Die beiden Eltern sind aus Somalia nach Europa geflüchtet. Die Flüchtlinge haben durch den dortigen Krieg, der Alltäglichkeit von Gewalt und der jahrelangen Flucht viele traumatische Erlebnisse durchgemacht. Die drohende Abschiebung stellt einen Schlag ins Gesicht beider Elternteile dar. Gegen die Abschiebung wurden aufgrund der gesundheitlichen Situation der Familie Rechtsmittel eingelegt. Die Entscheidung über den Fall lag nun beim Verwaltungsgericht Göttingen. Unzählige Verwaltungsgerichte in Deutschland bescheiden mittlerweile Klagen gegen Abschiebungen nach Italien positiv. Das Bundesamt für Migration und Flüchtlinge zeigte sich davon allerdings unbeeindruckt.
Zur Verhinderung der Abschiebung wurde öffentlich mobilisiert. Bereits früh morgens fanden sich die ersten Aktivist_innen vor dem Haus der Familie ein. Nach und nach sammelten sich etwa 120 Personen vor der Haustür der Familie, um der Staatsgewalt keine Möglichkeit zur Durchführung ihres menschenverachtenden Auftrags zu geben.
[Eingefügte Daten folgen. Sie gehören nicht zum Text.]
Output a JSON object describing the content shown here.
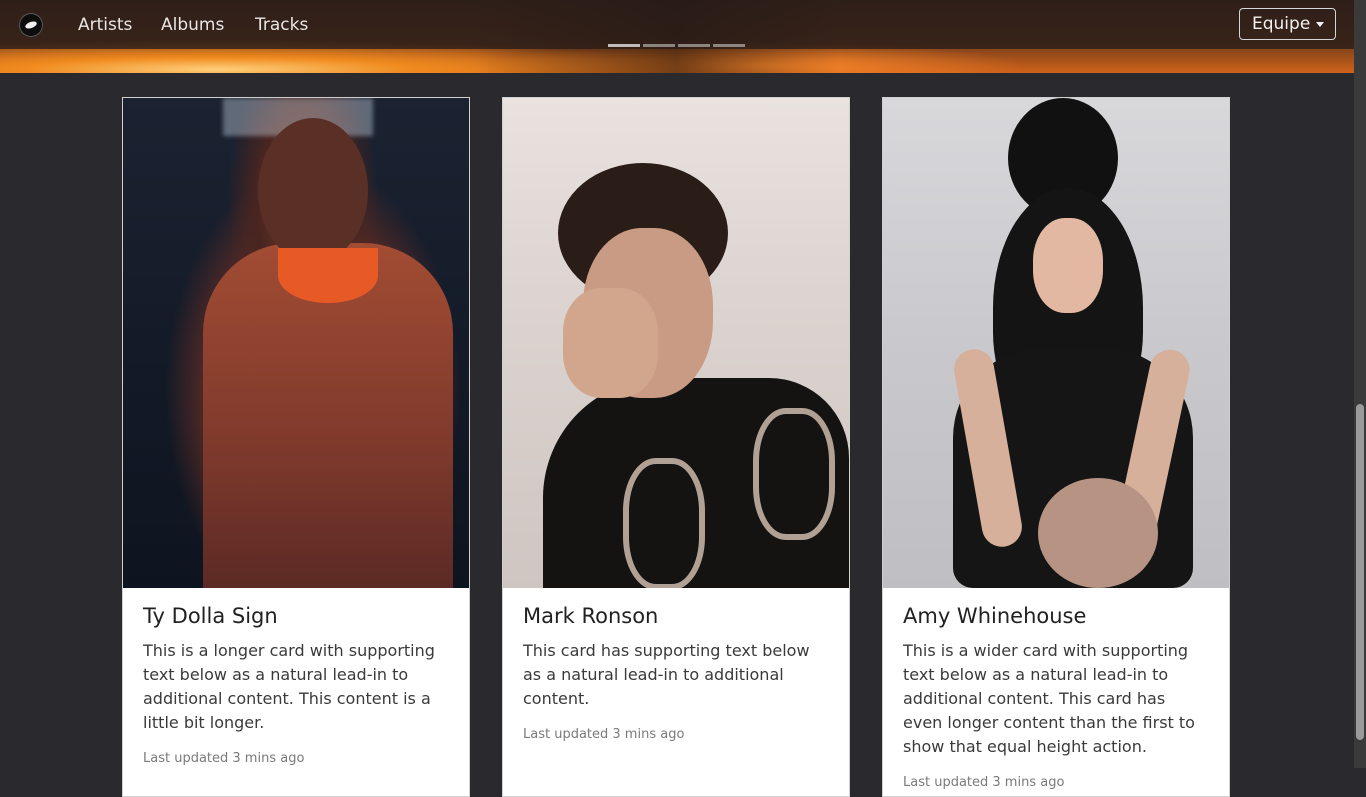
{
  "nav": {
    "links": [
      "Artists",
      "Albums",
      "Tracks"
    ],
    "dropdown_label": "Equipe"
  },
  "cards": [
    {
      "title": "Ty Dolla Sign",
      "text": "This is a longer card with supporting text below as a natural lead-in to additional content. This content is a little bit longer.",
      "updated": "Last updated 3 mins ago"
    },
    {
      "title": "Mark Ronson",
      "text": "This card has supporting text below as a natural lead-in to additional content.",
      "updated": "Last updated 3 mins ago"
    },
    {
      "title": "Amy Whinehouse",
      "text": "This is a wider card with supporting text below as a natural lead-in to additional content. This card has even longer content than the first to show that equal height action.",
      "updated": "Last updated 3 mins ago"
    }
  ],
  "carousel": {
    "indicator_count": 4,
    "active_index": 0
  },
  "colors": {
    "page_bg": "#2a2a2e",
    "card_bg": "#ffffff"
  },
  "icons": {
    "logo": "vinyl-logo-icon",
    "dropdown": "caret-down-icon"
  }
}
Trotz befürchteter Polizeigewalt, wie sie bereits im April von Aktivist_innen erfahren wurde, war die Stimmung zuversichtlich. Mit einer so erfolgreichen Mobilisierung hatten die Behörden nicht gerechnet und ein Polizeieinsatz blieb aus. Gegen 8:15 Uhr war klar, dass die Abschiebung an diesem Tag nicht mehr stattfinden würde. Die Abschiebung war somit erfolgreich verhindert worden.
Doch der Status der Familie und damit ihr Existenzrecht in Göttingen war noch ungeklärt. Häufig nutzt die Ausländerbehörde solche Situationen, um Flüchtlinge zu illegaliseren und ihnen sämtliche Sozialleistungen und Rechte zu entziehen. Um das zu verhindern fand sich um 11:30 Uhr ein Teil der Gruppe bei der verantwortlichen Ausländerbehörde ein, um das zurückgehaltene Geld für die Familie und deren fortgesetztes Aufenthaltsrecht einzufordern. Die Aktion war erfolgreich und das Geld für den restlichen Monat wurde ausgezahlt. Entgegen den Forderungen erfolgte keine Verlängerung des Bleiberechts für die Familie. die Duldung wurde zunächst bis Ende November verlängert.
Mittlerweile hat das Verwaltungsgericht dem Einspruch der Familie stattgegeben, sie darf demnach vorläufig nicht nach Italien abgeschoben werden. Wäre es den Behörden gelungen, die Abschiebung durchzuführen, so wäre diese Entscheidung für die Familie allerdings zu spät gekommen.
Es lässt sich festhalten: Es ist möglich, sich der Abschiebemaschinerie solidarisch und kollektiv entgegenzustellen. Trotz dieses Erfolges bleibt es dabei: Abschiebungen sind Folter, Abschiebungen sind Mord. Wir fordern daher: Alle bleiben! Abschiebestopp auf allen Ebenen! Weg mit der Dublin– Verordnung!